Malheureusement, il faut être très clair. Aujourd'hui, il n'y a
pas de guérison possible du sida, et il n'y en aura peut-être jamais.
Il existe quand même un traitement (anti-rétroviraux NDLR), qui
a un effet spectaculaire sur la santé du malade. Tout le reste n'a
jamais été prouvé.
Propos recueillis par Faniry Ralevazaha
Bibliographie :
Directeur exécutif de l'ONUSIDA depuis sa création en 1995 et Secrétaire
général adjoint des Nations Unies, le Dr Peter Piot a suivi une
carrière universitaire et scientifique prestigieuse axée sur le
SIDA, ainsi que sur la santé des femmes dans le monde en développement.

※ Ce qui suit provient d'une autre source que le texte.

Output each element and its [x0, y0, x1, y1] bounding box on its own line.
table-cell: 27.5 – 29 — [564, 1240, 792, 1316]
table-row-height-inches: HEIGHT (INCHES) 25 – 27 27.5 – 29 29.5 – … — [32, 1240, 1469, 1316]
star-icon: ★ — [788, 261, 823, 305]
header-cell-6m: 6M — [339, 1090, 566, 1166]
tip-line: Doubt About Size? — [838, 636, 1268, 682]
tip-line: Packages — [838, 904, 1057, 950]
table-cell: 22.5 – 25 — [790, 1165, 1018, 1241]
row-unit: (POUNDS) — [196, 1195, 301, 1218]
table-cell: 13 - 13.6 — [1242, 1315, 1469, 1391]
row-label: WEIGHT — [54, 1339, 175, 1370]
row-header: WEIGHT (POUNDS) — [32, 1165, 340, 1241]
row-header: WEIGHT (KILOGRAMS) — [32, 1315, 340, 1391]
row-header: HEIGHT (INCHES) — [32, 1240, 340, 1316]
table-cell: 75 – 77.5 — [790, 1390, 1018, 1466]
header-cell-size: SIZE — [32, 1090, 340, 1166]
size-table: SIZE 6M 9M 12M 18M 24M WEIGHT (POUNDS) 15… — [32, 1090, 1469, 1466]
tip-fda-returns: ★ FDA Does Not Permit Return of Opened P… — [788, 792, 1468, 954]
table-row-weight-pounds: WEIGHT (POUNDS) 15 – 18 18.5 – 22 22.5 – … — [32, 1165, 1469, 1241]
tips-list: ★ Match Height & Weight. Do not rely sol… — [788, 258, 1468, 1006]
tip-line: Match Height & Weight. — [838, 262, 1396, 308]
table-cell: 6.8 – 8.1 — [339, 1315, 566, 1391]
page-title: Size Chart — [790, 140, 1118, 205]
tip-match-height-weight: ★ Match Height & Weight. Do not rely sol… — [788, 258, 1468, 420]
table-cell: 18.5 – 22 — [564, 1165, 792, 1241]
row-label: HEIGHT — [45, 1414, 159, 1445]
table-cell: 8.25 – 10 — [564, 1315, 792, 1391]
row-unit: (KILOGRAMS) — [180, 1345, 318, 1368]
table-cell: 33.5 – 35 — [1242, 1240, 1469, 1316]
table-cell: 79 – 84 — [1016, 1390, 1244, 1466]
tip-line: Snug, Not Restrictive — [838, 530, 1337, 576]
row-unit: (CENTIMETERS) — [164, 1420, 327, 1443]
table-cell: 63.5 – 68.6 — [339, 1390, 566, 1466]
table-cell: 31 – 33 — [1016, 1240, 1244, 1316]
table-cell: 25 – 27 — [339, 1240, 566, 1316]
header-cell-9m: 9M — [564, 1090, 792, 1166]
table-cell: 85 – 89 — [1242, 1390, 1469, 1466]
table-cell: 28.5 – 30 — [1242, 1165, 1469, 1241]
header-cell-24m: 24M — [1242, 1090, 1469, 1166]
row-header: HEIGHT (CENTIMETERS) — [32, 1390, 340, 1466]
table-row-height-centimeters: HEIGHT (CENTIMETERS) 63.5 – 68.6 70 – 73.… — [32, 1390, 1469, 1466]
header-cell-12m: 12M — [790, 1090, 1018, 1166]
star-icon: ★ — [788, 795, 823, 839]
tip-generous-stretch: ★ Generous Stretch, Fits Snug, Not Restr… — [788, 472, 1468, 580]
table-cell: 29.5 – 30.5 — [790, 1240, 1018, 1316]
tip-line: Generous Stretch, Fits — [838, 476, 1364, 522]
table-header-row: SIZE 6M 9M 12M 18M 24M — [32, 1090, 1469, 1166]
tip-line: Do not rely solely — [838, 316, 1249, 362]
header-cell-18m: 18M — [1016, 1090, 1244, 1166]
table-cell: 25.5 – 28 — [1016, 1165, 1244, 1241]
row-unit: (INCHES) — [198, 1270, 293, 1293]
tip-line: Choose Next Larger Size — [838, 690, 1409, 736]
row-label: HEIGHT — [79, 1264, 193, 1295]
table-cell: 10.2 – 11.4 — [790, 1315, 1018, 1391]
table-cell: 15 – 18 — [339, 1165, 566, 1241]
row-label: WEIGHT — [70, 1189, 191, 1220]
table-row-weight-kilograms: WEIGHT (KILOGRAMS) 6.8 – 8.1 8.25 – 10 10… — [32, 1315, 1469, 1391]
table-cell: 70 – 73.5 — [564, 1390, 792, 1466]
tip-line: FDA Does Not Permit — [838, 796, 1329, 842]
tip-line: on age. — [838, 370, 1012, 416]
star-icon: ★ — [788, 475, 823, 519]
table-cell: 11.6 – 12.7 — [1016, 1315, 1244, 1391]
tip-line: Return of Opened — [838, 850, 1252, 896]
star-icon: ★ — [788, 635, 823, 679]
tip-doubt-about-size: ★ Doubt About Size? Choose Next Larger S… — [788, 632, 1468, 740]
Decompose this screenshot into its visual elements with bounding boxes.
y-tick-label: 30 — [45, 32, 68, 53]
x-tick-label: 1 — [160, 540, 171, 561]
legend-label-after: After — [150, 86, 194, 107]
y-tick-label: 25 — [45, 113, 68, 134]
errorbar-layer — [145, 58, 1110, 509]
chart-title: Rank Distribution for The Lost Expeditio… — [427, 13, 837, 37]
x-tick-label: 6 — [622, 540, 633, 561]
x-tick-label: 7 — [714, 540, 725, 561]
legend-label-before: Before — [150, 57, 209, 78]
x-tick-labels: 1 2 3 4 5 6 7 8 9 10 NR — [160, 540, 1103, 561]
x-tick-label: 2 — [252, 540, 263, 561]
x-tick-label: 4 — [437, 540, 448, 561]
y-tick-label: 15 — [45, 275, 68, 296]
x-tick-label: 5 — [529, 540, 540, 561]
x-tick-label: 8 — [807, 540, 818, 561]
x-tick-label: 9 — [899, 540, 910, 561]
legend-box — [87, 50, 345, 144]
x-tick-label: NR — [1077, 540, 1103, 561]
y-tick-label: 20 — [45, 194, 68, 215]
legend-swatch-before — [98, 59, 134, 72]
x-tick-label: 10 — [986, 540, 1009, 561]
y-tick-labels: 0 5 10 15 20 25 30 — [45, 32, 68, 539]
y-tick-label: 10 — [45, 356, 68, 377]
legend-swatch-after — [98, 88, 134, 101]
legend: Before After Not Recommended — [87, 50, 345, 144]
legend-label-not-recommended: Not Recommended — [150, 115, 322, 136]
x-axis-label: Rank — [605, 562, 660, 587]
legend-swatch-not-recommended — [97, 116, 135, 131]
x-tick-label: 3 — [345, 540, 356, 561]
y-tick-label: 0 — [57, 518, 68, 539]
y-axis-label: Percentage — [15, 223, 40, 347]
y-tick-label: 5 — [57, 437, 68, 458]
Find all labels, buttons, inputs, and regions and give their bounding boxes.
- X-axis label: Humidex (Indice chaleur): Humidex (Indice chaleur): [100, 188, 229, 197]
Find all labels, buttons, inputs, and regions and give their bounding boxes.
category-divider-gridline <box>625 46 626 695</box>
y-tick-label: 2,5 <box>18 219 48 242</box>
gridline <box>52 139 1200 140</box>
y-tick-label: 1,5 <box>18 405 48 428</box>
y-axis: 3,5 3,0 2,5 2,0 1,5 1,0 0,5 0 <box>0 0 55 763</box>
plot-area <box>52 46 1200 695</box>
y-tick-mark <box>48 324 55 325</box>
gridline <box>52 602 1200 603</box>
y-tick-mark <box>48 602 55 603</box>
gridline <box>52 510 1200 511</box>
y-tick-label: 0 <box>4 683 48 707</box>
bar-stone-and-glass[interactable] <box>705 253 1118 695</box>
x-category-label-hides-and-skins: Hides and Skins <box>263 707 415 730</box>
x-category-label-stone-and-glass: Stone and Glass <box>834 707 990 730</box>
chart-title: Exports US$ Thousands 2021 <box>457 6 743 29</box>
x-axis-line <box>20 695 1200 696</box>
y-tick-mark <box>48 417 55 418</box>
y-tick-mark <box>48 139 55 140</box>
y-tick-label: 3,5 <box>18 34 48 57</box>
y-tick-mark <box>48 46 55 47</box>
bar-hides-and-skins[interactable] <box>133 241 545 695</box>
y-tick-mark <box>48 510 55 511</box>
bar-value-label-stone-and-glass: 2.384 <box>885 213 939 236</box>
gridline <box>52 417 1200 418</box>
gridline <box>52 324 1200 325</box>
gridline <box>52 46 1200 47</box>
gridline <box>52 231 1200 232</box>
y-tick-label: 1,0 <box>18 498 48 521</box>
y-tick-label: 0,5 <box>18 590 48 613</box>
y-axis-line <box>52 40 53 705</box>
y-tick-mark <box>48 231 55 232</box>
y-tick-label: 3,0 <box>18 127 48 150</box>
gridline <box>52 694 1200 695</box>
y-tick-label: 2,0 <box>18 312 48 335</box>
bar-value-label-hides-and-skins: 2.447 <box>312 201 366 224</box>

Né en Belgique en 1949, le Dr Piot est l'auteur de 15 ouvrages et
de plus de 500 articles scientifiques. Il a reçu de nombreuses distinctions
pour ses réalisations dans le domaine de la science et de la société,
et a été fait baron par le Roi Albert II de Belgique en 1995. Il
est membre de l'Institut de Médecine de l'Académie nationale des
Sciences des Etats-Unis et de l'Académie royale de Médecine de Belgique,
et membre du Collège royal des Médecins de Londres (Royaume-Uni).